Но большую часть дня курсанты просто ничего не делали. Фрау Крюгер уходила куда-то наверх, к себе в кабинет, и все оставались в классе. Некоторые особенно смелые на это время сматывались в магазин или погулять — Рей не рисковал. Его базис и так был урезан до минимума, а если учительница доложит в базис-центр, как она неоднократно грозила — для поддержания дисциплины… Нет, Рей, как и большинство, оставался сидеть в классе. Ученики активно и много общались между собой, приносили в класс какую-нибудь еду, делились друг с другом — чтобы не отставать, Рей тоже приносил то бутыль газировки, то какое-нибудь печенье. Бывали интересные разговоры, но в основном народ изнывал от скуки и мечтал только побыстрее вырваться отсюда.
— Зачем они это делают вообще? — спрашивал Рей. Большинство неоднократно проходило подобные курсы — на них безработных (а иногда и работающих) базис-граждан загоняли как минимум раз в год. Курсы социальной адаптации, курсы реабилитации, курсы самопрезентации, интернет-грамотности, коммуникации… Рей думал, что в общем-то, подобные курсы могли бы быть даже полезными — но то, чем они занимались здесь, больше походило на специальное издевательство. Унижение.
— Ну как зачем? — отвечал ему Хорст, весельчак и один из лидеров группы, — чтобы мы дома не сидели. Не бездельничали, значит, пока у нас работы нет. Меня вот в сентябре опять уволили… По полгода работаю, потом — фюить! И соответственно, сюда упекли.
Лысый коротышка с татуировками, по имени Юрген, как-то отвел Рея в сторону.
— Слышь, ты в Мунике давно живешь?
— Ну как тебе сказать… я тут вырос в окрестностях. Но давно не был. Сейчас вот где-то год живу.
— У нас тут в Харте группа подобралась… Встречаемся иногда. Знаешь, где «Егерская шляпа»?
— Вроде видел, — кивнул Рей, — кабак такой, возле аптеки.
— Точно. Там еще шляпа с перьями над входом. По четвергам в шесть вечера.
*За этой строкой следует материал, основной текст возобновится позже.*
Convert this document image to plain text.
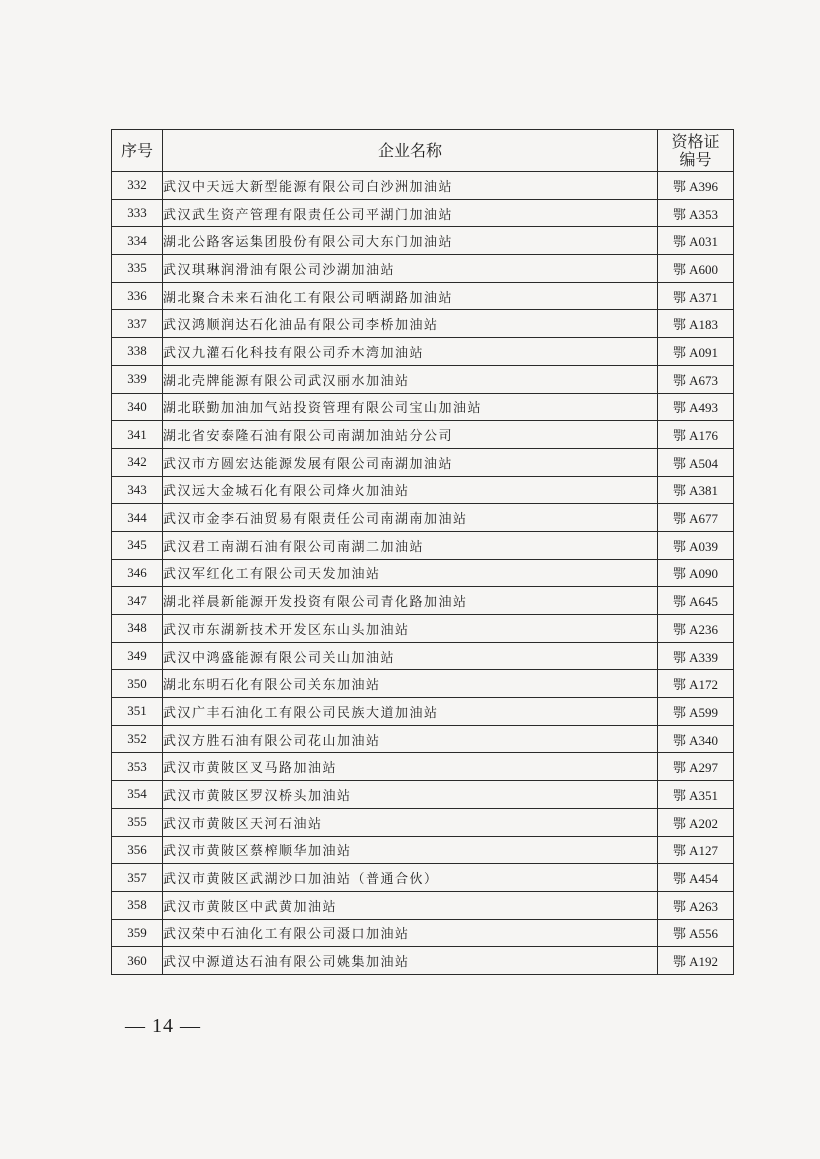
序号	企业名称	资格证
编号

332	武汉中天远大新型能源有限公司白沙洲加油站	鄂 A396
333	武汉武生资产管理有限责任公司平湖门加油站	鄂 A353
334	湖北公路客运集团股份有限公司大东门加油站	鄂 A031
335	武汉琪琳润滑油有限公司沙湖加油站	鄂 A600
336	湖北聚合未来石油化工有限公司晒湖路加油站	鄂 A371
337	武汉鸿顺润达石化油品有限公司李桥加油站	鄂 A183
338	武汉九灌石化科技有限公司乔木湾加油站	鄂 A091
339	湖北壳牌能源有限公司武汉丽水加油站	鄂 A673
340	湖北联勤加油加气站投资管理有限公司宝山加油站	鄂 A493
341	湖北省安泰隆石油有限公司南湖加油站分公司	鄂 A176
342	武汉市方圆宏达能源发展有限公司南湖加油站	鄂 A504
343	武汉远大金城石化有限公司烽火加油站	鄂 A381
344	武汉市金李石油贸易有限责任公司南湖南加油站	鄂 A677
345	武汉君工南湖石油有限公司南湖二加油站	鄂 A039
346	武汉军红化工有限公司天发加油站	鄂 A090
347	湖北祥晨新能源开发投资有限公司青化路加油站	鄂 A645
348	武汉市东湖新技术开发区东山头加油站	鄂 A236
349	武汉中鸿盛能源有限公司关山加油站	鄂 A339
350	湖北东明石化有限公司关东加油站	鄂 A172
351	武汉广丰石油化工有限公司民族大道加油站	鄂 A599
352	武汉方胜石油有限公司花山加油站	鄂 A340
353	武汉市黄陂区叉马路加油站	鄂 A297
354	武汉市黄陂区罗汉桥头加油站	鄂 A351
355	武汉市黄陂区天河石油站	鄂 A202
356	武汉市黄陂区蔡榨顺华加油站	鄂 A127
357	武汉市黄陂区武湖沙口加油站（普通合伙）	鄂 A454
358	武汉市黄陂区中武黄加油站	鄂 A263
359	武汉荣中石油化工有限公司滠口加油站	鄂 A556
360	武汉中源道达石油有限公司姚集加油站	鄂 A192
— 14 —
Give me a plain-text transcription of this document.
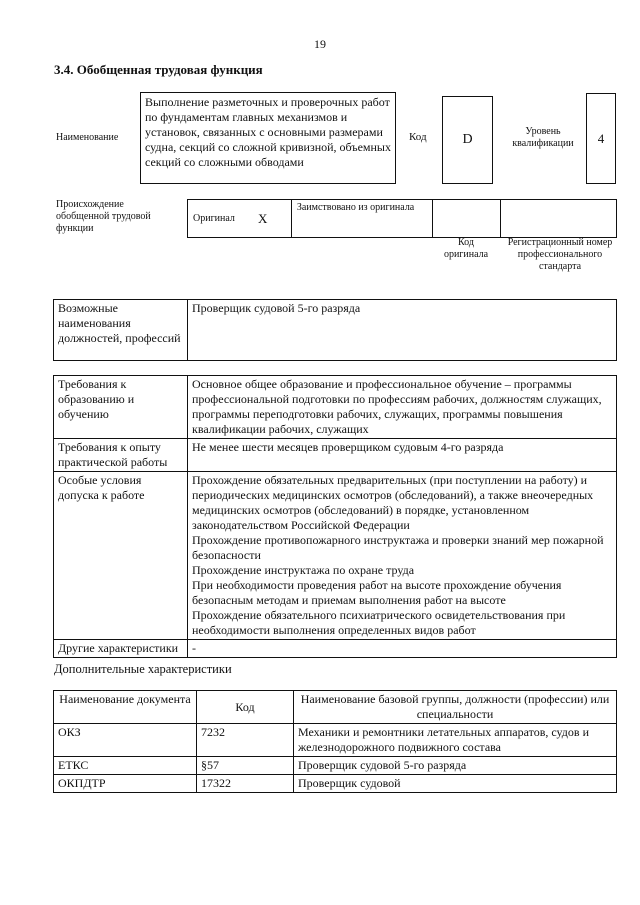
19
3.4. Обобщенная трудовая функция
Наименование
Выполнение разметочных и проверочных работ по фундаментам главных механизмов и установок, связанных с основными размерами судна, секций со сложной кривизной, объемных секций со сложными обводами
Код	D
Уровень квалификации	4
Происхождение обобщенной трудовой функции
Оригинал	X	Заимствовано из оригинала		
Код оригинала
Регистрационный номер профессионального стандарта
Возможные наименования должностей, профессий	Проверщик судовой 5-го разряда
Требования к образованию и обучению	Основное общее образование и профессиональное обучение – программы профессиональной подготовки по профессиям рабочих, должностям служащих, программы переподготовки рабочих, служащих, программы повышения квалификации рабочих, служащих
Требования к опыту практической работы	Не менее шести месяцев проверщиком судовым 4-го разряда
Особые условия допуска к работе	Прохождение обязательных предварительных (при поступлении на работу) и периодических медицинских осмотров (обследований), а также внеочередных медицинских осмотров (обследований) в порядке, установленном законодательством Российской Федерации
Прохождение противопожарного инструктажа и проверки знаний мер пожарной безопасности
Прохождение инструктажа по охране труда
При необходимости проведения работ на высоте прохождение обучения безопасным методам и приемам выполнения работ на высоте
Прохождение обязательного психиатрического освидетельствования при необходимости выполнения определенных видов работ

Другие характеристики	-
Дополнительные характеристики
Наименование документа	Код	Наименование базовой группы, должности (профессии) или специальности
ОКЗ	7232	Механики и ремонтники летательных аппаратов, судов и железнодорожного подвижного состава
ЕТКС	§57	Проверщик судовой 5-го разряда
ОКПДТР	17322	Проверщик судовой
— А что вы делаете? — спросил Рей.
Юрген сморщился.
— Да у нас группа это… За национальное возрождение. Называется так. Знаешь, достало, что к нам прут все эти негры, албанцы, поляки какие-то. Если бы не они, знаешь, какой у нас базис был бы? Гарантированно по пятьсот каждому бы давали. И потом, на улицу выйти страшно, преступность, и думаешь, их сажают за убийства? Ни фига. Мы, короче, с ребятами тренируемся… бывают и реальные дела уже, но так я тебе рассказывать не буду. Подходи, а то я смотрю, ты один тусуешься. Ты же тоже немец, верно?